The Globe and Mail newspaper has an interesting analysis of Nortel's revenue model and how moving to LTE may help in long term.
Analysts praised the move, in part because some of North America's largest phone companies are leaning toward LTE.
Richard Lowe, president of Nortel's carrier networks division, says the company is the only one in the industry conducting live trials of LTE.
The first LTE products are expected to be ready for sale in 2010, and the market is estimated to be worth $400-million in the first year and $1.6-billion in 2011.
Even if Nortel is first to get LTE to market, the technology is unlikely to match CDMA for profitability. Mr. Notter describes Nortel's CDMA business as a "gravy train," thanks to what has effectively been a duopoly between Nortel and French telecom giant Alcatel-Lucent.
One reason the transition to LTE will hurt Nortel is because the company will be competing against more vendors, including Telefon AB LM Ericsson of Sweden, Finnish-German joint venture Nokia-Siemens Networks and China's Huawei Technologies Co. Ltd., Mr. Notter said.
Nortel's own financial forecasts indicate the juicy 24-per-cent operating margin in wireless will slide to between 13 per cent and 16 per cent by 2011 as annual growth falls 3 per cent on a compounded annual basis.
Nortel vows to offset these declines by offering new software and services to customers on networks capable of handling greater amounts of data in new and faster ways.
One such service is unified communications, which Nortel chief technology officer John Roese defines broadly as multimedia features that allow people to interact and collaborate from any device and any location.
In terms of intelligent network services, 61 per cent of companies said they were interested in buying unified communications, which they considered to include integrated voice, e-mail, instant messaging, Web and video-conferencing functions.
In another news, Long Term Evolution (LTE), the 4G technology of choice for many major wireless carriers, won’t be commercially launched until at least 2010, but could see upwards of 32 million subscribers by 2013, according to a new study by ABI Research.
Asia-Pacific countries will account for much of LTE’s early growth, according to ABI, given that China Mobile, and Japan’s NTT Docomo and KDDI are expected to make use of the technology.

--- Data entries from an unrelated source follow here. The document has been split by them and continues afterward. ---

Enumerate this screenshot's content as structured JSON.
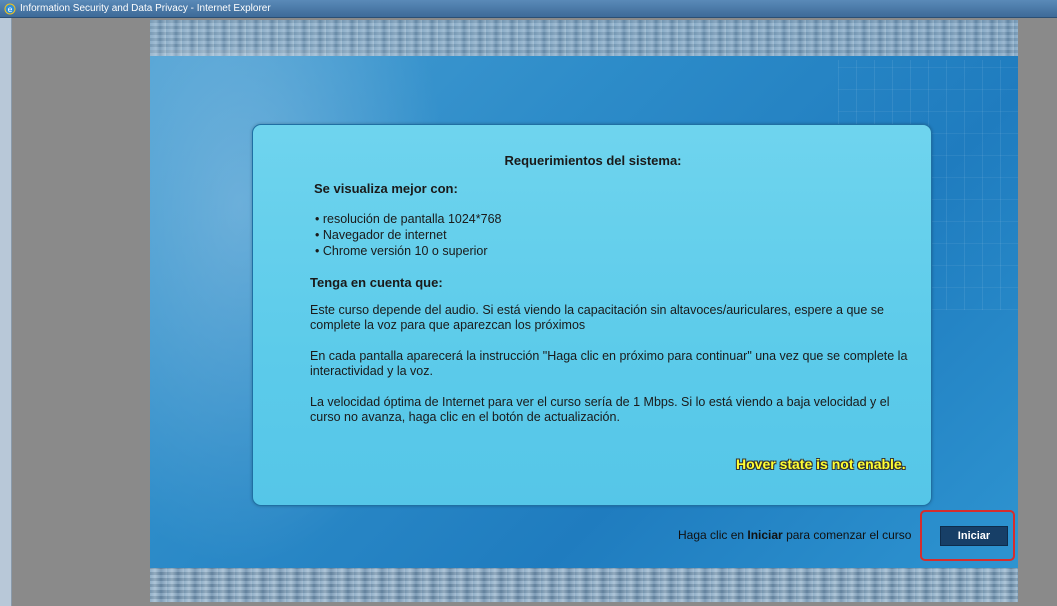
{
  "window": {
    "title": "Information Security and Data Privacy - Internet Explorer",
    "icon": "internet-explorer-icon"
  },
  "panel": {
    "title": "Requerimientos del sistema:",
    "section1_heading": "Se visualiza mejor con:",
    "requirements": [
      "resolución de pantalla 1024*768",
      "Navegador de internet",
      "Chrome versión 10 o superior"
    ],
    "section2_heading": "Tenga en cuenta que:",
    "notes": [
      "Este curso depende del audio. Si está viendo la capacitación sin altavoces/auriculares, espere a que se complete la voz para que aparezcan los próximos",
      "En cada pantalla aparecerá la instrucción \"Haga clic en próximo para continuar\" una vez que se complete la interactividad y la voz.",
      "La velocidad óptima de Internet para ver el curso sería de 1 Mbps. Si lo está viendo a baja velocidad y el curso no avanza, haga clic en el botón de actualización."
    ]
  },
  "annotation": "Hover state is not enable.",
  "footer": {
    "prefix": "Haga clic en ",
    "bold": "Iniciar",
    "suffix": " para comenzar el curso",
    "start_label": "Iniciar"
  },
  "colors": {
    "annotation": "#ffff33",
    "highlight": "#d62d2d",
    "button": "#173f67"
  }
}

“ABI Research anticipates about 12 million Asia-Pacific LTE network subscribers in 2013,” said senior ABI analyst, Nadine Manjaro. “The remainder will be split about 60-40% between Western Europe and North America,” where Vodafone and Verizon Wireless (respectively) have announced plans to adopt LTE.
Meanwhile in Korea, KTF announced that its working on LTE with Samsung and ETRI. LG has also been working on LTE from the start.